Guardo memoria de la tierra negra y húmeda de la tumba, el cielo espeso de nubarrones grises, un par de músicos con sus guitarras que entonaban canciones lacerantes, el cortejo fúnebre que nos acompañaba: los familiares, tus amigos, mis amigos, los rostros mustios, el ataúd que descendía al fondo de la tumba sostenido por una polea, la lápida de mármol recién inscrita: Guillermo Rondón Quintillán *Octubre 3 de 1914+Diciembre 29 de 2000.
No recuerdo haber visto otro funeral en la inmensidad de aquel campo santo, el de Jardines del Recuerdo, en Bogotá, un 31 de diciembre, con el corazón hecho hilachas y la diplomática celeridad técnica conque estas empresas de pompas fúnebres gestionan sus compromisos.

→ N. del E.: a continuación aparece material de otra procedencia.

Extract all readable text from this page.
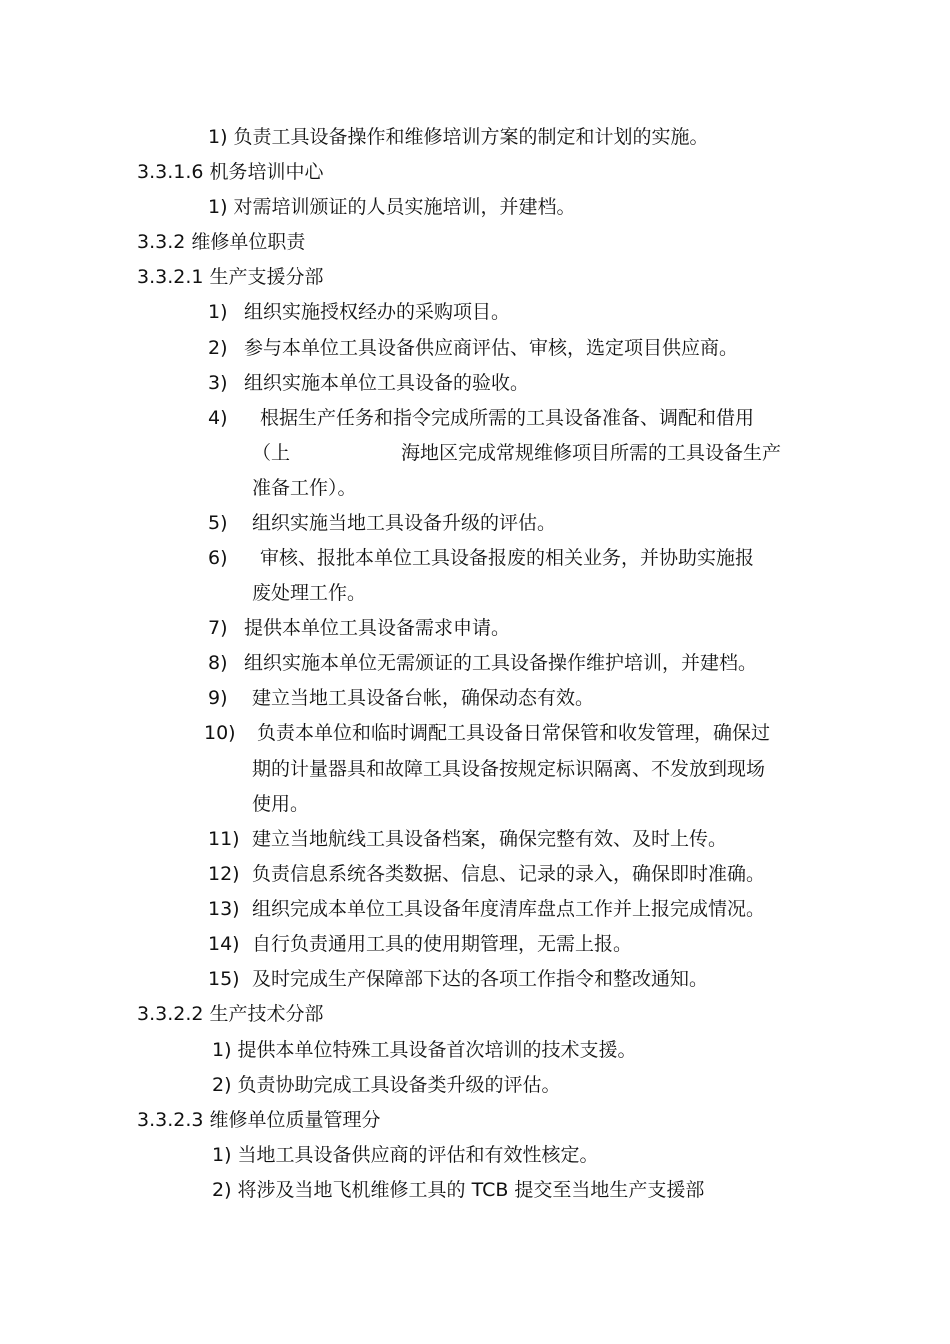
1) 负责工具设备操作和维修培训方案的制定和计划的实施。
3.3.1.6 机务培训中心
1) 对需培训颁证的人员实施培训，并建档。
3.3.2 维修单位职责
3.3.2.1 生产支援分部
1) 组织实施授权经办的采购项目。
2) 参与本单位工具设备供应商评估、审核，选定项目供应商。
3) 组织实施本单位工具设备的验收。
4) 根据生产任务和指令完成所需的工具设备准备、调配和借用
（上	海地区完成常规维修项目所需的工具设备生产
准备工作）。
5) 组织实施当地工具设备升级的评估。
6) 审核、报批本单位工具设备报废的相关业务，并协助实施报
废处理工作。
7) 提供本单位工具设备需求申请。
8) 组织实施本单位无需颁证的工具设备操作维护培训，并建档。
9) 建立当地工具设备台帐，确保动态有效。
10) 负责本单位和临时调配工具设备日常保管和收发管理，确保过
期的计量器具和故障工具设备按规定标识隔离、不发放到现场
使用。
11) 建立当地航线工具设备档案，确保完整有效、及时上传。
12) 负责信息系统各类数据、信息、记录的录入，确保即时准确。
13) 组织完成本单位工具设备年度清库盘点工作并上报完成情况。
14) 自行负责通用工具的使用期管理，无需上报。
15) 及时完成生产保障部下达的各项工作指令和整改通知。
3.3.2.2 生产技术分部
1) 提供本单位特殊工具设备首次培训的技术支援。
2) 负责协助完成工具设备类升级的评估。
3.3.2.3 维修单位质量管理分
1) 当地工具设备供应商的评估和有效性核定。
2) 将涉及当地飞机维修工具的 TCB 提交至当地生产支援部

Al final, la encargada, una versión mejorada de Morticia Adams, de negro riguroso, con el cabello lacio empapado de gel y una cinta nazarena como nudo al cuello, se acercó, me extendió una tarjeta y me susurró al oído: “si le podemos ayudar en algo más, por favor comuníquese con nuestras oficinas. Al final de la conversación escuchará una encuesta para calificar, de uno a cinco, nuestros servicios. Gracias por contar con nosotros”. No parecía la voz de un ser de carne y hueso, en vivo y en directo, sino la grabación automática de un call center, con dejos tenebrosos de ultratumba.
¡Qué barbaridad!, padre. Hoy que vengo a visitarte, a leerte un par de poemas y a dejar una rosa blanca sobre tu osario, me entero que morirse en estos tiempos de descalabros económicos, de altanerías del dólar y bajonazos del petróleo, cuesta un cojonal.

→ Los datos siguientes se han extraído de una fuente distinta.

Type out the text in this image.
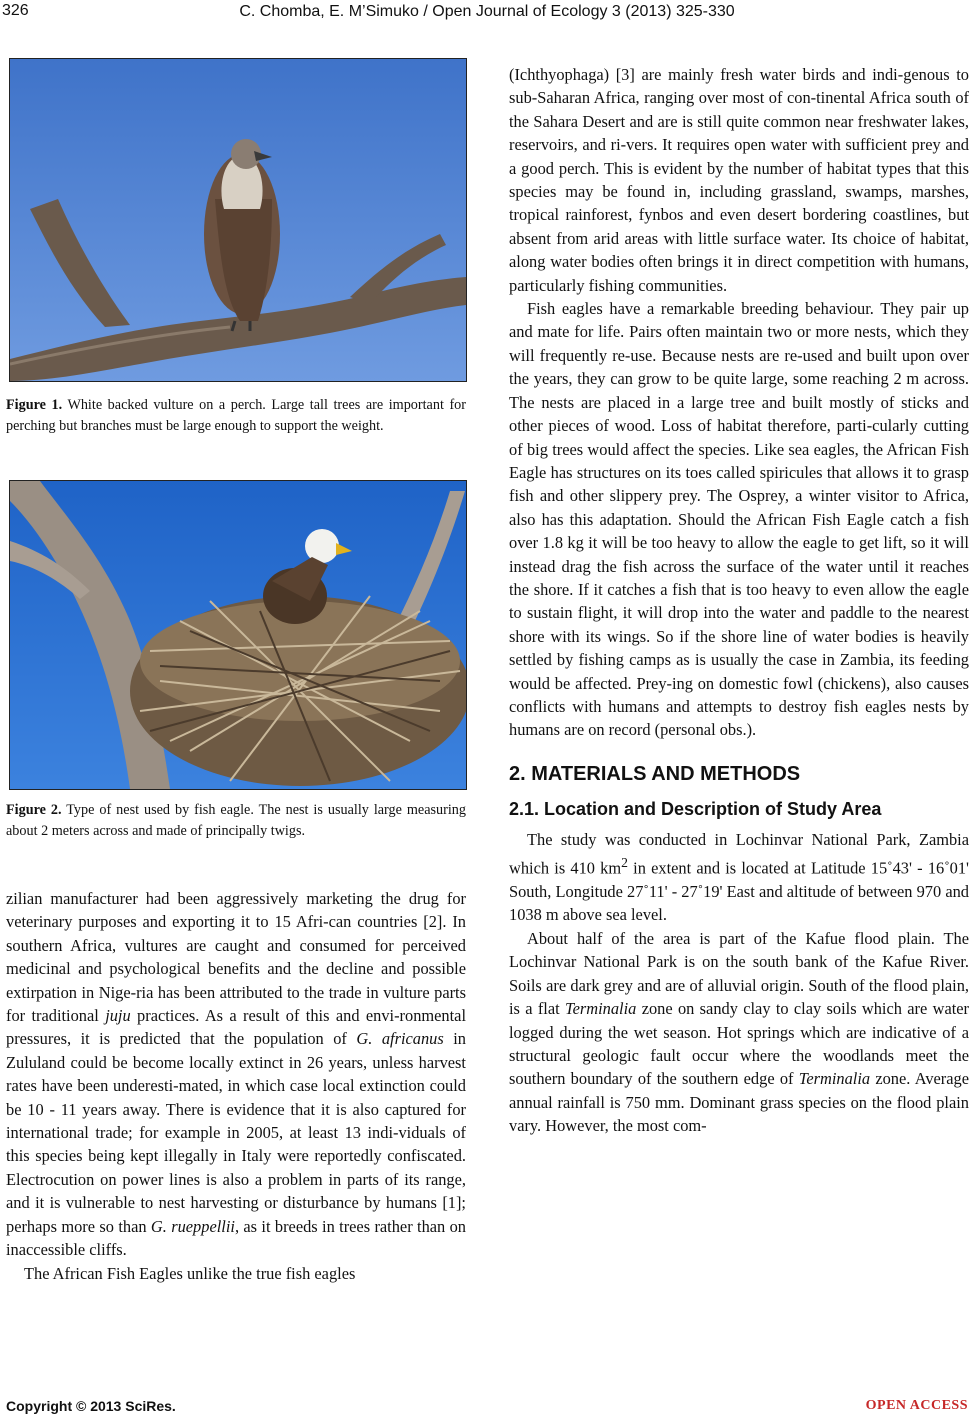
326	C. Chomba, E. M’Simuko / Open Journal of Ecology 3 (2013) 325-330
Figure 1. White backed vulture on a perch. Large tall trees are important for perching but branches must be large enough to support the weight.
Figure 2. Type of nest used by fish eagle. The nest is usually large measuring about 2 meters across and made of principally twigs.

zilian manufacturer had been aggressively marketing the drug for veterinary purposes and exporting it to 15 Afri-can countries [2]. In southern Africa, vultures are caught and consumed for perceived medicinal and psychological benefits and the decline and possible extirpation in Nige-ria has been attributed to the trade in vulture parts for traditional juju practices. As a result of this and envi-ronmental pressures, it is predicted that the population of G. africanus in Zululand could be become locally extinct in 26 years, unless harvest rates have been underesti-mated, in which case local extinction could be 10 - 11 years away. There is evidence that it is also captured for international trade; for example in 2005, at least 13 indi-viduals of this species being kept illegally in Italy were reportedly confiscated. Electrocution on power lines is also a problem in parts of its range, and it is vulnerable to nest harvesting or disturbance by humans [1]; perhaps more so than G. rueppellii, as it breeds in trees rather than on inaccessible cliffs.

The African Fish Eagles unlike the true fish eagles

(Ichthyophaga) [3] are mainly fresh water birds and indi-genous to sub-Saharan Africa, ranging over most of con-tinental Africa south of the Sahara Desert and are is still quite common near freshwater lakes, reservoirs, and ri-vers. It requires open water with sufficient prey and a good perch. This is evident by the number of habitat types that this species may be found in, including grassland, swamps, marshes, tropical rainforest, fynbos and even desert bordering coastlines, but absent from arid areas with little surface water. Its choice of habitat, along water bodies often brings it in direct competition with humans, particularly fishing communities.

Fish eagles have a remarkable breeding behaviour. They pair up and mate for life. Pairs often maintain two or more nests, which they will frequently re-use. Because nests are re-used and built upon over the years, they can grow to be quite large, some reaching 2 m across. The nests are placed in a large tree and built mostly of sticks and other pieces of wood. Loss of habitat therefore, parti-cularly cutting of big trees would affect the species. Like sea eagles, the African Fish Eagle has structures on its toes called spiricules that allows it to grasp fish and other slippery prey. The Osprey, a winter visitor to Africa, also has this adaptation. Should the African Fish Eagle catch a fish over 1.8 kg it will be too heavy to allow the eagle to get lift, so it will instead drag the fish across the surface of the water until it reaches the shore. If it catches a fish that is too heavy to even allow the eagle to sustain flight, it will drop into the water and paddle to the nearest shore with its wings. So if the shore line of water bodies is heavily settled by fishing camps as is usually the case in Zambia, its feeding would be affected. Prey-ing on domestic fowl (chickens), also causes conflicts with humans and attempts to destroy fish eagles nests by humans are on record (personal obs.).

2. MATERIALS AND METHODS
2.1. Location and Description of Study Area

The study was conducted in Lochinvar National Park, Zambia which is 410 $km^2$ in extent and is located at Latitude 15˚43' - 16˚01' South, Longitude 27˚11' - 27˚19' East and altitude of between 970 and 1038 m above sea level.

About half of the area is part of the Kafue flood plain. The Lochinvar National Park is on the south bank of the Kafue River. Soils are dark grey and are of alluvial origin. South of the flood plain, is a flat Terminalia zone on sandy clay to clay soils which are water logged during the wet season. Hot springs which are indicative of a structural geologic fault occur where the woodlands meet the southern boundary of the southern edge of Terminalia zone. Average annual rainfall is 750 mm. Dominant grass species on the flood plain vary. However, the most com-

Copyright © 2013 SciRes.	OPEN ACCESS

No suficiente con el alto precio que a diario se invierte por vivir, morirse significa una absurda cuenta de cobro, que pone a cualquier cristiano entre la espada y la pared, con la insufrible disyuntiva de seguir padeciendo hasta nueva orden en este valle de lágrimas, para no dejar embarcados a hijos y dolientes con una factura descomunal: cerca de cinco millones de pesos por oficios religiosos y cremación.

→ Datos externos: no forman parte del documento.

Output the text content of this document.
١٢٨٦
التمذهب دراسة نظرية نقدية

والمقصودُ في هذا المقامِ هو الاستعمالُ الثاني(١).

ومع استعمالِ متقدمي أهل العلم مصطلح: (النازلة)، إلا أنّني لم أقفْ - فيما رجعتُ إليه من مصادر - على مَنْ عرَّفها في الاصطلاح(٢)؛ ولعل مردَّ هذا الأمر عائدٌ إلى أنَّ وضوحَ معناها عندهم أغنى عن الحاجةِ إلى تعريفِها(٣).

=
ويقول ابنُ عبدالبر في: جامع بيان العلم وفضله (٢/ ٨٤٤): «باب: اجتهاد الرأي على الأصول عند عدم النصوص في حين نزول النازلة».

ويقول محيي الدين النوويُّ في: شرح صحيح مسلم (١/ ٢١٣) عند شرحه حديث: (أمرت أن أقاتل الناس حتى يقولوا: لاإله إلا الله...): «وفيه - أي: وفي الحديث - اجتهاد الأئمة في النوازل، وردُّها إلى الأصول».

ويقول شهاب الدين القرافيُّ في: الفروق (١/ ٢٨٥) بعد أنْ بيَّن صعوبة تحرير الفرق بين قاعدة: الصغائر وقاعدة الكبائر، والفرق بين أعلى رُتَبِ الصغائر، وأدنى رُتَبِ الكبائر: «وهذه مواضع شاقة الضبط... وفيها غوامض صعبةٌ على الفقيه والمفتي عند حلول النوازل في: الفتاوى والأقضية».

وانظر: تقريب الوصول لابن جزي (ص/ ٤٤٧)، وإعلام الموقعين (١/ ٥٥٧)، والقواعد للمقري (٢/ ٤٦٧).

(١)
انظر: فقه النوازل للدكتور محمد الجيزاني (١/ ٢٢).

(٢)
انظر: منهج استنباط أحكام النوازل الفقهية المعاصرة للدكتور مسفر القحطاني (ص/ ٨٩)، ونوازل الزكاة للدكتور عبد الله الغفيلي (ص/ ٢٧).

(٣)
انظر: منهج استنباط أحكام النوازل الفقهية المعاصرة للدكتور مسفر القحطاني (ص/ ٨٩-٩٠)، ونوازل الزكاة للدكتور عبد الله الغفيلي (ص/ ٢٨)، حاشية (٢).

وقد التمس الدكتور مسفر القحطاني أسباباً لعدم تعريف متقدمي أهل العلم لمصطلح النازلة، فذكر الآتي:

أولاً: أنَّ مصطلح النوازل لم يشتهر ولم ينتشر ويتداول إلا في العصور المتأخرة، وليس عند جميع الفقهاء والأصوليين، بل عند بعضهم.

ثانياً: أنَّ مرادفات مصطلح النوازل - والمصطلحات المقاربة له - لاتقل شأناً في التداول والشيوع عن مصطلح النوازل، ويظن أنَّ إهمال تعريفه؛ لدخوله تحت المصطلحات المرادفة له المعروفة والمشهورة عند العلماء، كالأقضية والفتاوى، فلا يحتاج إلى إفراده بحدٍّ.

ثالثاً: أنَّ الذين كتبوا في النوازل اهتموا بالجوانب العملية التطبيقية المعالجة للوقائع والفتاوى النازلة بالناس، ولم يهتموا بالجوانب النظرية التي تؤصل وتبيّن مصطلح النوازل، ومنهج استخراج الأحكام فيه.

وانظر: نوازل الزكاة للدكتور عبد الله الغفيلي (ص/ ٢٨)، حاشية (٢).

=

Además que el agente de ventas se empeña en convencerte de la poliza como “la más práctica y adecuada alternativa, un derecho que puede ser delegado, si se quiere, a un familiar, un hijo, un compadre, un vecino”. Te pide los datos para llamarte en los próximos días, te fija la mirada con destellos hipnóticos, te extiende el bolígrafo para que firmes; que no es otra musaraña para decirte que te mueras de una vez, porque seguramente dicha comisión la está necesitando con urgencia para cancelar las cuotas atrasadas de su motocicleta.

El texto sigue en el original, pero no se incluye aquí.